An article is a written work via print or online. Articles can feature news, research results, academic analysis or debates. They can appeal to the general interest, like daily newspapers, or to a niche market, such as dental magazines, etc. The main purpose is to educate the reader.

Examples of an Article.

  • Dentist’s advice on how to prevent gum disease.
  • Information on new technology in dentistry.
  • Comparing and contrasting different teeth whitening options.

How to Write an Article

  1. Headline:
    1. Keywords: Mention keywords related to the subject matter or hot trends that are newsworthy.
    2. Attention-getting: A well-written headline will draw a reader to the article.
    3. Style: Written in an abbreviated style—not in a complete sentence.

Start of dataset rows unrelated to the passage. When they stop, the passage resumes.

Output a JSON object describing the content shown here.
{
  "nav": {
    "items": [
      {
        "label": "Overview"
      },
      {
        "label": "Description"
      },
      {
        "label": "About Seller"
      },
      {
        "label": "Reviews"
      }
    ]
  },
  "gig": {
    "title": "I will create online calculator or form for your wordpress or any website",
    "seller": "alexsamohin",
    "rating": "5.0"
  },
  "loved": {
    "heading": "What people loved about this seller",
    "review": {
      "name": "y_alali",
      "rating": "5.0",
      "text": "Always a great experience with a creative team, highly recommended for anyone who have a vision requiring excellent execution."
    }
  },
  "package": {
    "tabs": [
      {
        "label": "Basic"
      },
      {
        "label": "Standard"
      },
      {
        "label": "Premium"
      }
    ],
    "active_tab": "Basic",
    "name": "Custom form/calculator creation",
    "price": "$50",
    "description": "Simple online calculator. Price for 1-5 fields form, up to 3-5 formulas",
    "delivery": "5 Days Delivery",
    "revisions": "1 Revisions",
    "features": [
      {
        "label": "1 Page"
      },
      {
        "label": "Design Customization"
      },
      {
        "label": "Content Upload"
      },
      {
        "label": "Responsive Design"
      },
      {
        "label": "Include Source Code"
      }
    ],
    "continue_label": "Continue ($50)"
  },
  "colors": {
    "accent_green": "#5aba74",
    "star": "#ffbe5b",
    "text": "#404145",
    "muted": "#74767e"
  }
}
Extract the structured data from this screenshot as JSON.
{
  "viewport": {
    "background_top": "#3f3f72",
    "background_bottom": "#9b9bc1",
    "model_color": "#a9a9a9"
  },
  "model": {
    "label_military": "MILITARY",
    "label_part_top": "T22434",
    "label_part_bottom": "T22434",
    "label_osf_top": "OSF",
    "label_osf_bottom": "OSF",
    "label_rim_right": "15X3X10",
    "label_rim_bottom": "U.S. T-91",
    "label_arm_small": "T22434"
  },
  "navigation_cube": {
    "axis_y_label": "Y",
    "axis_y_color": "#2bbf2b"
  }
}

Example: Brushing Teeth Lowers Dental Health Risk
  2. Byline:
    1. Format: Give name and position of the writer.
  3. Lead:
    1. Goal: Sum up the article. The lead sets the tone and draws the reader to keep reading. This is the first paragraph of the article and answers the who, what, where, when, why and how questions.
  4. Body:
    1. Content: Details based off of the lead.
    2. Style:
      1. Chronological
      2. Cause and effect
      3. Classification
      4. Compare and contrast
      5. List
      6. Question and answer
    3. Quotes: Mentions from someone within the company or interest gives the press release a human element.
  5. Conclusion:
    1. Style: End with a quote, descriptive scene, a play on the title or a summary statement.